As I wrote earlier, the Hungarian government pretty well accepted what looked inevitable a week ago: the Council of Economic and Finance Ministers (Ecofin) at its next meeting on March 13 would most likely endorse the European Commission’s recommendation to suspend about the third of the so-called cohesion funds Hungary would receive for 2013. The original suggestion was that by September Hungary must show what concrete steps it would take to reduce the deficit to under 3% of GDP, as the country is obliged to do. If Ecofin is satisfied, the ban on the cohesion funds would be lifted.
Early yesterday morning the word still was that, although Hungary was trying to block the move, “the suspension decision is going to go ahead” without any serious and protracted discussion. As it turned out, the decision was not easily reached and eventually a compromise was found. Instead of September the review of Hungary’s deficit reducing efforts will take place on June 22.
This decision can be seen as favorable to Hungary, and naturally the Hungarian government interprets it that way. But there are others, especially the Hungarian opposition parties and some economists, who see the decision differently. After all, they argue, Hungary now has less time to offer “additional fiscal effort to meet a deficit target of 2.5% of gross domestic product already this year” and “additional structural measures” to ensure that the deficit in 2013 remains well below 3 percent. And that will not be easy.
As usual György Matolcsy, Hungarian minister of economics, is “100 percent” confident of meeting the June 22 deadline. But, let’s face it, Matolcsy has been 100 percent confident about many issues in the past year and a half and he was wrong every time. Talking to The New York Times, Attila Juhász, an analyst of Political Capital (a research organization in Budapest), said that there are serious problems in coming up with a viable program in such a short time. After all, Hungary at the moment has no such plan worked out. Economic plans in Matolcsy’s ministry are thrown together in a day or two and usually turn out to be unacceptable in Brussels.
The Organization for Economic Cooperation and Development, a group of developed countries, gave a downbeat assessment of the Hungarian economy yesterday. It predicted that the country will be in recession already in 2012. Since the Ecostat economists were working with a GDP of 1.5 percent, achieving the 2.5 percent deficit figure might be even more difficult than it seems on paper at the moment.

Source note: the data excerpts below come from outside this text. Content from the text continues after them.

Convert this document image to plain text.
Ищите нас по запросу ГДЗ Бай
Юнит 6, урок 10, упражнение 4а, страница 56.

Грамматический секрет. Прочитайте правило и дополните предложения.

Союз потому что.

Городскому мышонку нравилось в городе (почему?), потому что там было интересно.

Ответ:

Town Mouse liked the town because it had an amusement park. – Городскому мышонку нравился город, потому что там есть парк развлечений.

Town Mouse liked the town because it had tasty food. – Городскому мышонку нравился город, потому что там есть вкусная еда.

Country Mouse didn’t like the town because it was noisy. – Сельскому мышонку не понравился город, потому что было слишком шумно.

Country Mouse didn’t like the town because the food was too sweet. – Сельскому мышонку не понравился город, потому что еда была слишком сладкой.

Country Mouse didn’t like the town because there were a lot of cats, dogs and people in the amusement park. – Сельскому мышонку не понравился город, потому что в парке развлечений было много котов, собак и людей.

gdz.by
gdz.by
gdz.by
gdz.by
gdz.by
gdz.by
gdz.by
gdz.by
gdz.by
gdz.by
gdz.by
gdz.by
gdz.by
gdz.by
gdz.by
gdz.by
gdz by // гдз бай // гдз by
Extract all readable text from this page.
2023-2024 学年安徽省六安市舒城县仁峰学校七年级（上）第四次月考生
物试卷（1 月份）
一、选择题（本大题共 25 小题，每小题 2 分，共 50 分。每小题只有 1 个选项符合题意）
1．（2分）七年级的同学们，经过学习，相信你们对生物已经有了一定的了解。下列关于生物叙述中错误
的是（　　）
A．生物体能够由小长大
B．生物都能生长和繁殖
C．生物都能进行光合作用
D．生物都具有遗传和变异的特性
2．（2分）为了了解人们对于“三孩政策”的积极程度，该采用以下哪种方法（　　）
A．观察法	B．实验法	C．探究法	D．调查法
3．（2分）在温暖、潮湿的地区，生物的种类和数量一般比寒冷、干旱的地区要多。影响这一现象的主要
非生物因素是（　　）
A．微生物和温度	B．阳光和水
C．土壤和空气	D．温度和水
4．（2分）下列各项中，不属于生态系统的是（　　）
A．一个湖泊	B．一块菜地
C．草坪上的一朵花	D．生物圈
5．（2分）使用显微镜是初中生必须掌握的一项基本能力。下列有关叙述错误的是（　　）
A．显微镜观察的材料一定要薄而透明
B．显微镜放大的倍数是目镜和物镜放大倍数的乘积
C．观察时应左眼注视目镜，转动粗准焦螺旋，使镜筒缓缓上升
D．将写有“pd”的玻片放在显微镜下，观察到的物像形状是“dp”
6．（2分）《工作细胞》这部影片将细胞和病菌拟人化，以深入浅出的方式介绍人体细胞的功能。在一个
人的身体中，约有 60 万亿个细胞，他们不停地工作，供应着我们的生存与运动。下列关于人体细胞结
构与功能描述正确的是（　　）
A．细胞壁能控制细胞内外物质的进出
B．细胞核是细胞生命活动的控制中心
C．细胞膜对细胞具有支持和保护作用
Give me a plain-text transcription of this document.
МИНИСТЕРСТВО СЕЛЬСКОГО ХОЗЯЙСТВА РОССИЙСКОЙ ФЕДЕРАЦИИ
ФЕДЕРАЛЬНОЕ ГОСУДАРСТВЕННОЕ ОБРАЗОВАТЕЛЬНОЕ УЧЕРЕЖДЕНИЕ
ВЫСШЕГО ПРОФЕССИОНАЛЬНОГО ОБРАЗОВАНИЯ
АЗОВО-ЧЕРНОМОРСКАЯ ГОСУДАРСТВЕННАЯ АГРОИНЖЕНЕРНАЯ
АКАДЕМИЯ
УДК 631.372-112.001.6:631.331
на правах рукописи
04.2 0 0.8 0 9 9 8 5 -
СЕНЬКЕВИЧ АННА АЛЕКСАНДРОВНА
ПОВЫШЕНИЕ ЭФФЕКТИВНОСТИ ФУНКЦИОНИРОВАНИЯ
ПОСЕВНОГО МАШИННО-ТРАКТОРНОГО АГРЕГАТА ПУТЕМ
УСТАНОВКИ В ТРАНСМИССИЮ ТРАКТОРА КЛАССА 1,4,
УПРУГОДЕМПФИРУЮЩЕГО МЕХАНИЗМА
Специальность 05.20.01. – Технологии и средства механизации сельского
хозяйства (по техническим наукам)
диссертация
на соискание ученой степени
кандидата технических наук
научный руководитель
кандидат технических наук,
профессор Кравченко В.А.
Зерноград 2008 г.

Although Viktor Orbán keeps repeating that Hungary doesn’t need the IMF/EU loan, OECD’s economists think otherwise. Their report says that “an agreement with multilateral organizations for new financial assistance is a necessary step toward restoring confidence.” A financial assistance package would support fiscal consolidation and lower Hungary’s debt burden by stabilizing the exchange rate. The Hungarian government should introduce structural reforms and permanent spending cuts. The OCED report criticized the flat tax introduced by the Orbán government and came out with suggestions to raise taxes on the better-off segments of society and restore some of tax cuts for those taking home only meager paychecks.
All in all, the OECD’s report is very critical of the economic policy of the current government. Kester Eddy, a journalist with the Financial Times reporting from Vienna, called the 150-page report “part wish-list, part gripe.” Among the criticisms is the recent 19 percent increase in minimum wage that “could hinder employment growth and reduce competitiveness.” The authors of the report were also critical of the public works program that concentrates on useless projects instead of “training and skill-upgrading services.”
Kester Eddy echoes the skeptics in saying that, “given Orbán’s stubbornness over IMF/EU negotiations, one wonders why the OECD bothers.”
Only time will tell what the Hungarian government’s answer will be to Brussels’s demands and the OECD’s criticism. If the reaction is the same as it was in the case of the infringement proceedings, I am sure that the June 22 decision will go against Hungary. Faking progress will not work.